SELBSTWERT ODER SELBST WERT?


Mehr Taschengeld?

Mehr Taschengeld?

Vor einigen Tagen erhielten wir eine Anfrage von einem bekannten TV-Sender. Wir wurden gebeten, eine Stellungnahme zum Thema Taschengeld abzugeben. So wollte der Redakteur wissen, welcher Betrag für Grundschulkinder sinnvoll sei und in welchem Turnus das Geld gegeben werden sollte.

Schließlich sei das Taschengeld ja auch eine Methode, um das Vertrauen der Kinder zu den Eltern zu untermauern. So jedenfalls begründete der Anrufer das Ansinnen einer Expertenausssage.
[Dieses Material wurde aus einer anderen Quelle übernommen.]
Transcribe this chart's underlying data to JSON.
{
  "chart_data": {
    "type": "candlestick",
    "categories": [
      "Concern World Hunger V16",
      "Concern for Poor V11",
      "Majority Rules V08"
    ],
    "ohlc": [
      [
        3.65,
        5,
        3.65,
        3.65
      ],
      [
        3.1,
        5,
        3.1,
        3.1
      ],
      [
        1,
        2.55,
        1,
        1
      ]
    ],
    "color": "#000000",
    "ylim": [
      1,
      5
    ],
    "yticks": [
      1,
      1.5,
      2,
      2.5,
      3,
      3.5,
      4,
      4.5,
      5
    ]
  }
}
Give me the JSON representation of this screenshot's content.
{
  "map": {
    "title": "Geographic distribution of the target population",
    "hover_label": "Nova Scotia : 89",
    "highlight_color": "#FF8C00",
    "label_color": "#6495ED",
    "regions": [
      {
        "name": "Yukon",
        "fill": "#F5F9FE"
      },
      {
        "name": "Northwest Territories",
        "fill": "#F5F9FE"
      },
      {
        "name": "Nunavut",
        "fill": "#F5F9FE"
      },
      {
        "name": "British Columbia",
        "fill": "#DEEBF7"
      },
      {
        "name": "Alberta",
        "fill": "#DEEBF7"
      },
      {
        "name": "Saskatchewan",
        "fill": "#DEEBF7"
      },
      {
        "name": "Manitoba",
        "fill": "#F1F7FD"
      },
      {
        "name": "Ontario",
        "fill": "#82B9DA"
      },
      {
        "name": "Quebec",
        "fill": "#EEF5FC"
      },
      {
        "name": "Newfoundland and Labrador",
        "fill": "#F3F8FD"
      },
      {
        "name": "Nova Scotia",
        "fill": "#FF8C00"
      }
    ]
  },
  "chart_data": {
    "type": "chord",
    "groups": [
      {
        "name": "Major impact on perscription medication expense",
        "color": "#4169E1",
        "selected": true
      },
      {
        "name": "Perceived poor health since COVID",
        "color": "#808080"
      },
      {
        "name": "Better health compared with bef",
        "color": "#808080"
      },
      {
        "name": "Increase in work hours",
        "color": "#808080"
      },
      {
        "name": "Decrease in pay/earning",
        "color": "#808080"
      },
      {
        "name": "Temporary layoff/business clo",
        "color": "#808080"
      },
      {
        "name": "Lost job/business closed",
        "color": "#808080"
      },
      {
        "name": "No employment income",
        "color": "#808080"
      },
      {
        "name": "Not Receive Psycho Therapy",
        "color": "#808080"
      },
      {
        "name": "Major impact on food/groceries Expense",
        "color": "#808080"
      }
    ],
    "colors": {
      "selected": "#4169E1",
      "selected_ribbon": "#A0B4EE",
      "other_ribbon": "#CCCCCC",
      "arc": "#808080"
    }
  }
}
Mir fallen auf Anhieb mehrere Gründe ein, Kindern Taschengeld zu geben. Der vielleicht Wichtigste mag sein, ihnen einen verantwortungsvollen Umgang mit Geld und damit mit materiellen Werten anzugewöhnen. Die Rechnung aber, dass finanzielle Zuwendung einen vertauensvollen Umgang stärken würde, halte ich dann doch für eher zweifelhaft.

Es gibt unzählige Ratgeber, wie Eltern die Beziehung zu ihren Kinden auf ein gesundes Fundament stellen können. Das Thema Geld ist mir dabei noch nicht begegnet.

In Sachen Erziehung scheint es aber gerade en vogue zu sein, durchaus nützliche Erkenntnisse mit wenig Sinnvollem zu verquicken. Da werden dann gerne mal fachlich relevante Begriffe und Inhalte miteinander kombiniert und neu zusammengewürfelt. Auch Vereinfachungen sind gegenwärtig beliebt. Und so wundert es nicht, wenn sich Eltern verwirrt und ratlos fühlen.

Ich denke, dass es immer noch das Beste ist, wenn wir Eltern uns als perfekt-unperfekt betrachten. Wir können eben nicht alles wissen und brauchen es auch gar nicht. Lassen wir uns also nicht verwirren und achten dafür einfach öfters auf unsere Intuition.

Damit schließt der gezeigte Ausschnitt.